August 01, 2018
Chamberland, Hogue, Roy
Appeal from a judgment of the Human Rights Tribunal. Dismissed.
On September 2, 2010, the Commission des droits de la personne et des droits de la jeunesse received a complaint of racial profiling allegedly committed by the two respondent police officers. Following its investigation, it suggested corrective measures and gave the respondents until May 23, 2014, to implement those measures. An excerpt of the resolution of January 16, 2014, was served on the complainant on April 25, 2014, and was received on April 29, 2014. The resolution contained an error, which the Commission corrected on May 22, and the complainant received the correction on May 29, 2014. The deadline to implement the corrective measures was then extended to June 20, 2014. On that date, the complainant accepted that the Commission represent him before the Tribunal.

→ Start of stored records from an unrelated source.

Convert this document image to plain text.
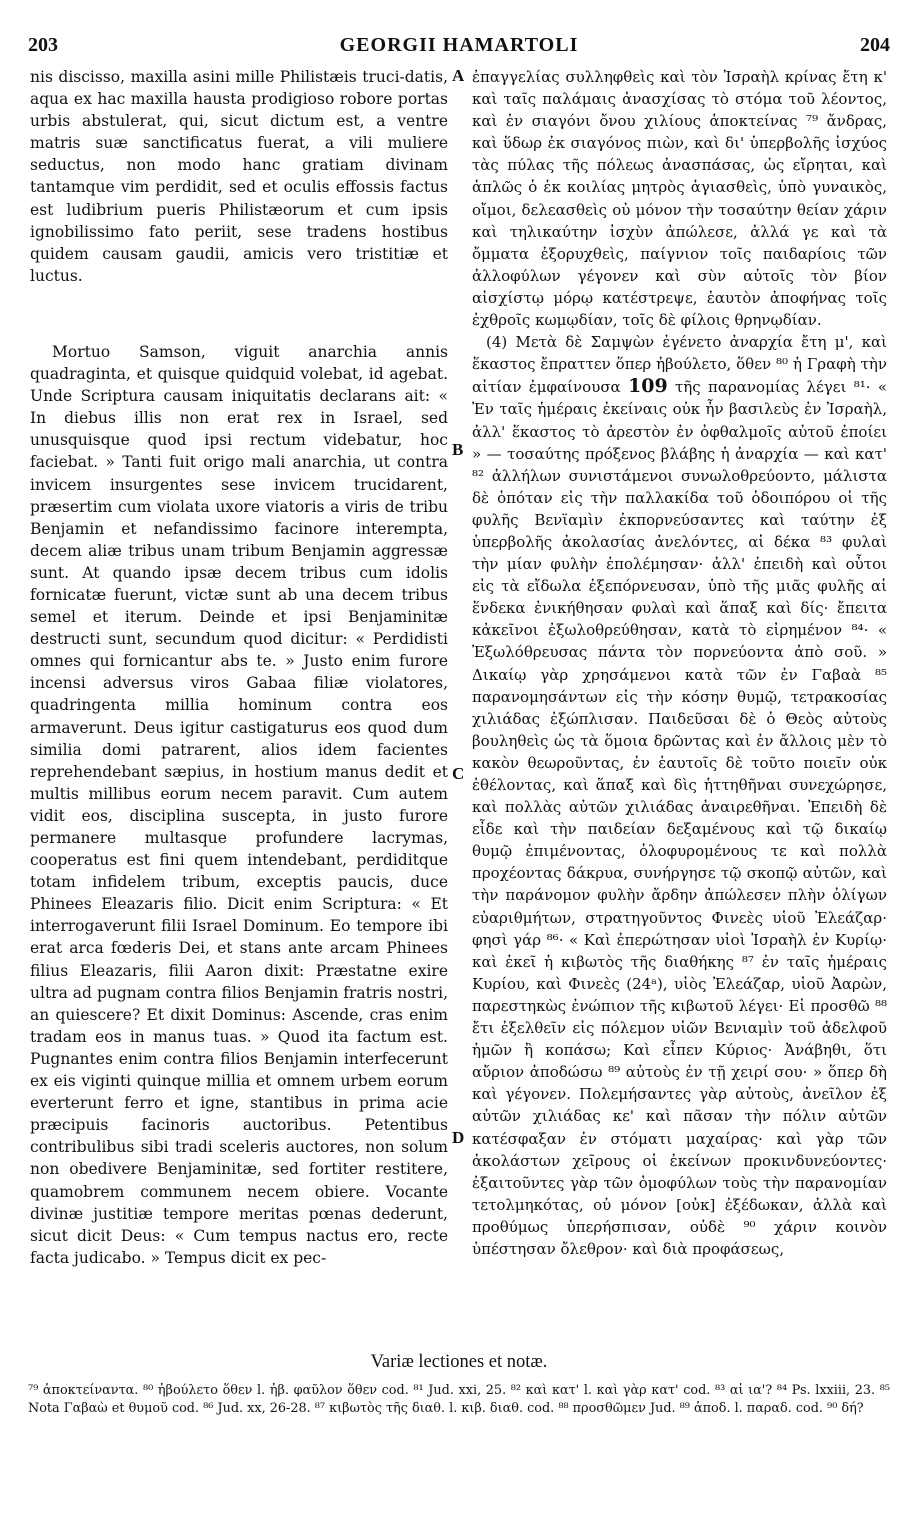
203	GEORGII HAMARTOLI	204

nis discisso, maxilla asini mille Philistæis truci-datis, aqua ex hac maxilla hausta prodigioso robore portas urbis abstulerat, qui, sicut dictum est, a ventre matris suæ sanctificatus fuerat, a vili muliere seductus, non modo hanc gratiam divinam tantamque vim perdidit, sed et oculis effossis factus est ludibrium pueris Philistæorum et cum ipsis ignobilissimo fato periit, sese tradens hostibus quidem causam gaudii, amicis vero tristitiæ et luctus.

Mortuo Samson, viguit anarchia annis quadraginta, et quisque quidquid volebat, id agebat. Unde Scriptura causam iniquitatis declarans ait: « In diebus illis non erat rex in Israel, sed unusquisque quod ipsi rectum videbatur, hoc faciebat. » Tanti fuit origo mali anarchia, ut contra invicem insurgentes sese invicem trucidarent, præsertim cum violata uxore viatoris a viris de tribu Benjamin et nefandissimo facinore interempta, decem aliæ tribus unam tribum Benjamin aggressæ sunt. At quando ipsæ decem tribus cum idolis fornicatæ fuerunt, victæ sunt ab una decem tribus semel et iterum. Deinde et ipsi Benjaminitæ destructi sunt, secundum quod dicitur: « Perdidisti omnes qui fornicantur abs te. » Justo enim furore incensi adversus viros Gabaa filiæ violatores, quadringenta millia hominum contra eos armaverunt. Deus igitur castigaturus eos quod dum similia domi patrarent, alios idem facientes reprehendebant sæpius, in hostium manus dedit et multis millibus eorum necem paravit. Cum autem vidit eos, disciplina suscepta, in justo furore permanere multasque profundere lacrymas, cooperatus est fini quem intendebant, perdiditque totam infidelem tribum, exceptis paucis, duce Phinees Eleazaris filio. Dicit enim Scriptura: « Et interrogaverunt filii Israel Dominum. Eo tempore ibi erat arca fœderis Dei, et stans ante arcam Phinees filius Eleazaris, filii Aaron dixit: Præstatne exire ultra ad pugnam contra filios Benjamin fratris nostri, an quiescere? Et dixit Dominus: Ascende, cras enim tradam eos in manus tuas. » Quod ita factum est. Pugnantes enim contra filios Benjamin interfecerunt ex eis viginti quinque millia et omnem urbem eorum everterunt ferro et igne, stantibus in prima acie præcipuis facinoris auctoribus. Petentibus contribulibus sibi tradi sceleris auctores, non solum non obedivere Benjaminitæ, sed fortiter restitere, quamobrem communem necem obiere. Vocante divinæ justitiæ tempore meritas pœnas dederunt, sicut dicit Deus: « Cum tempus nactus ero, recte facta judicabo. » Tempus dicit ex pec-

A
B
C
D

ἐπαγγελίας συλληφθεὶς καὶ τὸν Ἰσραὴλ κρίνας ἔτη κ' καὶ ταῖς παλάμαις ἀνασχίσας τὸ στόμα τοῦ λέοντος, καὶ ἐν σιαγόνι ὄνου χιλίους ἀποκτείνας ⁷⁹ ἄνδρας, καὶ ὕδωρ ἐκ σιαγόνος πιὼν, καὶ δι' ὑπερβολῆς ἰσχύος τὰς πύλας τῆς πόλεως ἀνασπάσας, ὡς εἴρηται, καὶ ἁπλῶς ὁ ἐκ κοιλίας μητρὸς ἁγιασθεὶς, ὑπὸ γυναικὸς, οἴμοι, δελεασθεὶς οὐ μόνον τὴν τοσαύτην θείαν χάριν καὶ τηλικαύτην ἰσχὺν ἀπώλεσε, ἀλλά γε καὶ τὰ ὄμματα ἐξορυχθεὶς, παίγνιον τοῖς παιδαρίοις τῶν ἀλλοφύλων γέγονεν καὶ σὺν αὐτοῖς τὸν βίον αἰσχίστῳ μόρῳ κατέστρεψε, ἑαυτὸν ἀποφήνας τοῖς ἐχθροῖς κωμῳδίαν, τοῖς δὲ φίλοις θρηνῳδίαν.

(4) Μετὰ δὲ Σαμψὼν ἐγένετο ἀναρχία ἔτη μ', καὶ ἕκαστος ἔπραττεν ὅπερ ἠβούλετο, ὅθεν ⁸⁰ ἡ Γραφὴ τὴν αἰτίαν ἐμφαίνουσα 109 τῆς παρανομίας λέγει ⁸¹· « Ἐν ταῖς ἡμέραις ἐκείναις οὐκ ἦν βασιλεὺς ἐν Ἰσραὴλ, ἀλλ' ἕκαστος τὸ ἀρεστὸν ἐν ὀφθαλμοῖς αὐτοῦ ἐποίει » — τοσαύτης πρόξενος βλάβης ἡ ἀναρχία — καὶ κατ' ⁸² ἀλλήλων συνιστάμενοι συνωλοθρεύοντο, μάλιστα δὲ ὁπόταν εἰς τὴν παλλακίδα τοῦ ὁδοιπόρου οἱ τῆς φυλῆς Βενϊαμὶν ἐκπορνεύσαντες καὶ ταύτην ἐξ ὑπερβολῆς ἀκολασίας ἀνελόντες, αἱ δέκα ⁸³ φυλαὶ τὴν μίαν φυλὴν ἐπολέμησαν· ἀλλ' ἐπειδὴ καὶ οὗτοι εἰς τὰ εἴδωλα ἐξεπόρνευσαν, ὑπὸ τῆς μιᾶς φυλῆς αἱ ἕνδεκα ἐνικήθησαν φυλαὶ καὶ ἅπαξ καὶ δίς· ἔπειτα κἀκεῖνοι ἐξωλοθρεύθησαν, κατὰ τὸ εἰρημένον ⁸⁴· « Ἐξωλόθρευσας πάντα τὸν πορνεύοντα ἀπὸ σοῦ. » Δικαίῳ γὰρ χρησάμενοι κατὰ τῶν ἐν Γαβαὰ ⁸⁵ παρανομησάντων εἰς τὴν κόσην θυμῷ, τετρακοσίας χιλιάδας ἐξώπλισαν. Παιδεῦσαι δὲ ὁ Θεὸς αὐτοὺς βουληθεὶς ὡς τὰ ὅμοια δρῶντας καὶ ἐν ἄλλοις μὲν τὸ κακὸν θεωροῦντας, ἐν ἑαυτοῖς δὲ τοῦτο ποιεῖν οὐκ ἐθέλοντας, καὶ ἅπαξ καὶ δὶς ἡττηθῆναι συνεχώρησε, καὶ πολλὰς αὐτῶν χιλιάδας ἀναιρεθῆναι. Ἐπειδὴ δὲ εἶδε καὶ τὴν παιδείαν δεξαμένους καὶ τῷ δικαίῳ θυμῷ ἐπιμένοντας, ὀλοφυρομένους τε καὶ πολλὰ προχέοντας δάκρυα, συνήργησε τῷ σκοπῷ αὐτῶν, καὶ τὴν παράνομον φυλὴν ἄρδην ἀπώλεσεν πλὴν ὀλίγων εὐαριθμήτων, στρατηγοῦντος Φινεὲς υἱοῦ Ἐλεάζαρ· φησὶ γάρ ⁸⁶· « Καὶ ἐπερώτησαν υἱοὶ Ἰσραὴλ ἐν Κυρίῳ· καὶ ἐκεῖ ἡ κιβωτὸς τῆς διαθήκης ⁸⁷ ἐν ταῖς ἡμέραις Κυρίου, καὶ Φινεὲς (24ᵃ), υἱὸς Ἐλεάζαρ, υἱοῦ Ἀαρὼν, παρεστηκὼς ἐνώπιον τῆς κιβωτοῦ λέγει· Εἰ προσθῶ ⁸⁸ ἔτι ἐξελθεῖν εἰς πόλεμον υἱῶν Βενιαμὶν τοῦ ἀδελφοῦ ἡμῶν ἢ κοπάσω; Καὶ εἶπεν Κύριος· Ἀνάβηθι, ὅτι αὔριον ἀποδώσω ⁸⁹ αὐτοὺς ἐν τῇ χειρί σου· » ὅπερ δὴ καὶ γέγονεν. Πολεμήσαντες γὰρ αὐτοὺς, ἀνεῖλον ἐξ αὐτῶν χιλιάδας κε' καὶ πᾶσαν τὴν πόλιν αὐτῶν κατέσφαξαν ἐν στόματι μαχαίρας· καὶ γὰρ τῶν ἀκολάστων χεῖρους οἱ ἐκείνων προκινδυνεύοντες· ἐξαιτοῦντες γὰρ τῶν ὁμοφύλων τοὺς τὴν παρανομίαν τετολμηκότας, οὐ μόνον [οὐκ] ἐξέδωκαν, ἀλλὰ καὶ προθύμως ὑπερήσπισαν, οὐδὲ ⁹⁰ χάριν κοινὸν ὑπέστησαν ὄλεθρον· καὶ διὰ προφάσεως,

Variæ lectiones et notæ.
⁷⁹ ἀποκτείναντα. ⁸⁰ ἠβούλετο ὅθεν l. ἠβ. φαῦλον ὅθεν cod. ⁸¹ Jud. xxi, 25. ⁸² καὶ κατ' l. καὶ γὰρ κατ' cod. ⁸³ αἱ ια'? ⁸⁴ Ps. lxxiii, 23. ⁸⁵ Nota Γαβαὼ et θυμοῦ cod. ⁸⁶ Jud. xx, 26-28. ⁸⁷ κιβωτὸς τῆς διαθ. l. κιβ. διαθ. cod. ⁸⁸ προσθῶμεν Jud. ⁸⁹ ἀποδ. l. παραδ. cod. ⁹⁰ δή?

The originating application was filed on August 20, 2014. The Tribunal dismissed the application on the basis that it was prescribed, the suspension of prescription having ended on April 29, 2014, the date the complainant received the first resolution.
The judgment meets the standard of reasonableness.
The Commission’s submission, that prescription is suspended until the application to institute proceedings is filed, cannot be accepted. In s. 76 (2) of the Charter of Human Rights and Freedoms (CQLR, c. C-12), the legislature retained the date of notification as the time prescription begins to run again, not the date on which the application was filed.
The Commission’s argument, based on Université Laval c. Commission des droits de la personne et des droits de la jeunesse (C.A., 2005-01-24), 2005 QCCA 27, SOQUIJ AZ-50290361, J.E. 2005-280, D.T.E. 2005T-130,  R.J.Q. 347,  R.J.D.T. 1, that prescription is suspended at least until expiry of the deadline for implementing the suggested corrective measures, is also dismissed. In that decision, the time that prescription began to run anew was not in dispute.
Finally, it is true that the Commission can only represent the complainant before the Tribunal once the deadline for implementing the corrective measures has expired. However, the impossibility to act may not be the result of voluntary acts of the person against whom prescription is set up. It must be the result of an irresistible situation, such as psychological or physical incapacity. To the extent the Commission is subject to prescription, which begins to run again when the complainant is notified of the Commission’s intention to represent them before the Tribunal, it must bear that in mind when setting a deadline for the implementation of suggested corrective measures.